During the pandemic, kitchens adapted to create takeaway meals, unable to perform in their usual capacity. The success of this shift was astounding and encouraged restaurants to continue this trend after service returned to normal. 
"Takeaways became extensions of these businesses, representing the values that owners and chefs want to portray"
Some businesses have since opened second kitchens to continue to supply quality takeaway food, which is under the same scrutiny as what is served in the restaurant.
This change in how restaurants were able to connect with their audience was so successful and popular that there doesn’t appear to be a way back to how things were.
You’ll likely notice that local restaurants, who had never previously delivered their wares, are now instantly available to order from.
A change in outlook across the industry has led to new opportunities and has crafted competition in the market, driving each business to their absolute best. 

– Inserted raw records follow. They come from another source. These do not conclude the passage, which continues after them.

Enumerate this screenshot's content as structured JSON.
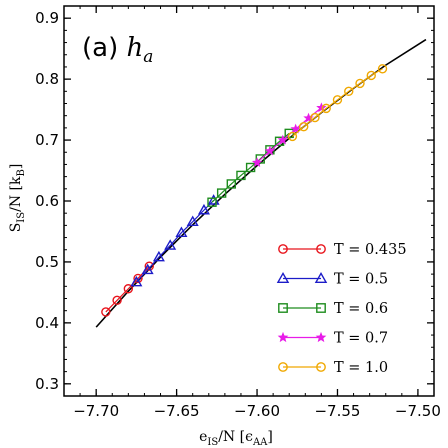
{
  "chart_data": {
    "type": "scatter",
    "panel_label": "(a) h",
    "panel_label_sub": "a",
    "xlabel": "e_IS/N [ε_AA]",
    "ylabel": "S_IS/N [k_B]",
    "xlim": [
      -7.72,
      -7.49
    ],
    "ylim": [
      0.28,
      0.92
    ],
    "x_ticks": [
      -7.7,
      -7.65,
      -7.6,
      -7.55,
      -7.5
    ],
    "x_tick_labels": [
      "−7.70",
      "−7.65",
      "−7.60",
      "−7.55",
      "−7.50"
    ],
    "y_ticks": [
      0.3,
      0.4,
      0.5,
      0.6,
      0.7,
      0.8,
      0.9
    ],
    "y_tick_labels": [
      "0.3",
      "0.4",
      "0.5",
      "0.6",
      "0.7",
      "0.8",
      "0.9"
    ],
    "grid": false,
    "legend_position": "bottom-right",
    "fit_line": {
      "x": [
        -7.7,
        -7.68,
        -7.66,
        -7.64,
        -7.62,
        -7.6,
        -7.58,
        -7.56,
        -7.54,
        -7.52,
        -7.495
      ],
      "y": [
        0.393,
        0.452,
        0.508,
        0.561,
        0.611,
        0.658,
        0.703,
        0.745,
        0.785,
        0.823,
        0.865
      ]
    },
    "series": [
      {
        "name": "T = 0.435",
        "marker": "circle",
        "color": "#e8141c",
        "x": [
          -7.694,
          -7.687,
          -7.68,
          -7.674,
          -7.667
        ],
        "y": [
          0.418,
          0.437,
          0.456,
          0.473,
          0.493
        ]
      },
      {
        "name": "T = 0.5",
        "marker": "triangle",
        "color": "#1c1cc8",
        "x": [
          -7.675,
          -7.668,
          -7.661,
          -7.654,
          -7.647,
          -7.64,
          -7.633,
          -7.627
        ],
        "y": [
          0.467,
          0.487,
          0.508,
          0.527,
          0.548,
          0.566,
          0.585,
          0.601
        ]
      },
      {
        "name": "T = 0.6",
        "marker": "square",
        "color": "#1e8c1e",
        "x": [
          -7.628,
          -7.622,
          -7.616,
          -7.61,
          -7.604,
          -7.598,
          -7.592,
          -7.586,
          -7.58
        ],
        "y": [
          0.598,
          0.613,
          0.628,
          0.642,
          0.655,
          0.669,
          0.684,
          0.698,
          0.711
        ]
      },
      {
        "name": "T = 0.7",
        "marker": "star",
        "color": "#e81ce8",
        "x": [
          -7.6,
          -7.592,
          -7.584,
          -7.576,
          -7.568,
          -7.56
        ],
        "y": [
          0.663,
          0.682,
          0.7,
          0.718,
          0.736,
          0.753
        ]
      },
      {
        "name": "T = 1.0",
        "marker": "circle",
        "color": "#f0a800",
        "x": [
          -7.578,
          -7.571,
          -7.564,
          -7.557,
          -7.55,
          -7.543,
          -7.536,
          -7.529,
          -7.522
        ],
        "y": [
          0.706,
          0.722,
          0.737,
          0.752,
          0.766,
          0.78,
          0.793,
          0.806,
          0.817
        ]
      }
    ]
  }
}
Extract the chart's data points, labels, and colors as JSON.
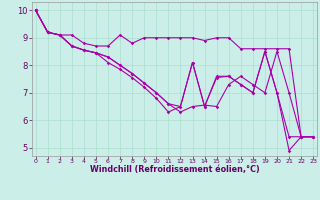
{
  "xlabel": "Windchill (Refroidissement éolien,°C)",
  "xlim_min": 0,
  "xlim_max": 23,
  "ylim_min": 4.7,
  "ylim_max": 10.3,
  "yticks": [
    5,
    6,
    7,
    8,
    9,
    10
  ],
  "xticks": [
    0,
    1,
    2,
    3,
    4,
    5,
    6,
    7,
    8,
    9,
    10,
    11,
    12,
    13,
    14,
    15,
    16,
    17,
    18,
    19,
    20,
    21,
    22,
    23
  ],
  "line_color": "#aa00aa",
  "bg_color": "#cceee8",
  "grid_color": "#aaddcc",
  "lines": [
    {
      "y": [
        10.0,
        9.2,
        9.1,
        9.1,
        8.8,
        8.7,
        8.7,
        9.1,
        8.8,
        9.0,
        9.0,
        9.0,
        9.0,
        9.0,
        8.9,
        9.0,
        9.0,
        8.6,
        8.6,
        8.6,
        8.6,
        8.6,
        5.4,
        5.4
      ]
    },
    {
      "y": [
        10.0,
        9.2,
        9.1,
        8.7,
        8.55,
        8.45,
        8.3,
        8.0,
        7.7,
        7.35,
        7.0,
        6.6,
        6.3,
        6.5,
        6.55,
        6.5,
        7.3,
        7.6,
        7.3,
        7.0,
        8.5,
        7.0,
        5.4,
        5.4
      ]
    },
    {
      "y": [
        10.0,
        9.2,
        9.1,
        8.7,
        8.55,
        8.45,
        8.3,
        8.0,
        7.7,
        7.35,
        7.0,
        6.6,
        6.5,
        8.1,
        6.5,
        7.6,
        7.6,
        7.3,
        7.0,
        8.5,
        7.0,
        4.9,
        5.4,
        5.4
      ]
    },
    {
      "y": [
        10.0,
        9.2,
        9.1,
        8.7,
        8.55,
        8.45,
        8.1,
        7.85,
        7.55,
        7.2,
        6.8,
        6.3,
        6.5,
        8.1,
        6.5,
        7.55,
        7.6,
        7.3,
        7.0,
        8.5,
        7.0,
        5.4,
        5.4,
        5.4
      ]
    }
  ]
}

Rethinking food delivery and packaging

Takeaway food in takeaway box with bespoke packaging
It seems obvious, but a crucial area that businesses had to revisit to improve the quality of their produce was their delivery and packaging systems.
On the delivery side, there have been big moves in the digital world, with apps like Just Eat and Deliveroo acting as fantastic platforms to launch from.
But many businesses took matters into their own hands, investing in websites and systems that could sustain a long-term takeaway strategy that also worked for consumers. 
There have also been breakthroughs in how food is being packaged, with that restaurant feel coming from the quality of the packaging itself.
"A drive for more sustainable materials and recycling schemes has encouraged a bigger discussion in the industry"
This is an extension of the restaurant experience and thus packaging has advanced to match the themes of the business, but most importantly, keep the food both hot and well-structured. Gone are the days where food turns up messy and lukewarm.
While there were environmental consequences of this increase in bespoke packaging, a drive for more sustainable materials and recycling schemes has encouraged a bigger discussion in the industry, which will in-turn lead to further positive breakthroughs.
There is still research taking place on the use of temperature-controlled vehicles versus the advantages of relying solely on packaging to maintain the food quality. These discussions will continue as the industry rolls on boldly forward. 

Spoilt for choice

You might have also noticed that the menus have changed on your local takeaways. There are now more options and crucially, food that you may be able to order in one of the restaurant locations.
In the past, takeaway menus were viewed as a lower priority, with businesses looking to create simplified food that could be made efficiently and for low cost.
The pandemic crafted a shift in that strategy, and it was much-needed.
Restaurants will often now offer the exact same food that you can eat in the restaurant, at the same quality, or a bespoke personalised menu that takes advantage of the takeaway model.
Menus feel more thoughtful and, crucially, play into the overall eating experience. 

Setting the ambience at home

woman enjoys takeaway meal at home with laptop
That takeaway experience cannot be undervalued. When people order a takeaway it isn’t just a cheap and easy option. It’s an event unto itself. A treat that might be shared with loved ones or strangers.
Restaurants are tapping into that experience and experimenting with ways they can set themselves apart from rivals.
The packaging is one aspect of that, but presentation is another. Restaurants are thinking about how you open your food, how it looks and how it is set out.
"Spotify playlists craft a more immersive dining atmosphere"
Some restaurants are using technology to advance their concept further, including elements like QR codes or even links to Spotify playlists to craft a more immersive dining atmosphere.
This a new era in the takeaway industry—one that is open to big ideas.
There are sure to be more changes on the way, but fundamentally this overhaul has given takeaway businesses the kick they needed to embrace that restaurant-quality state of mind.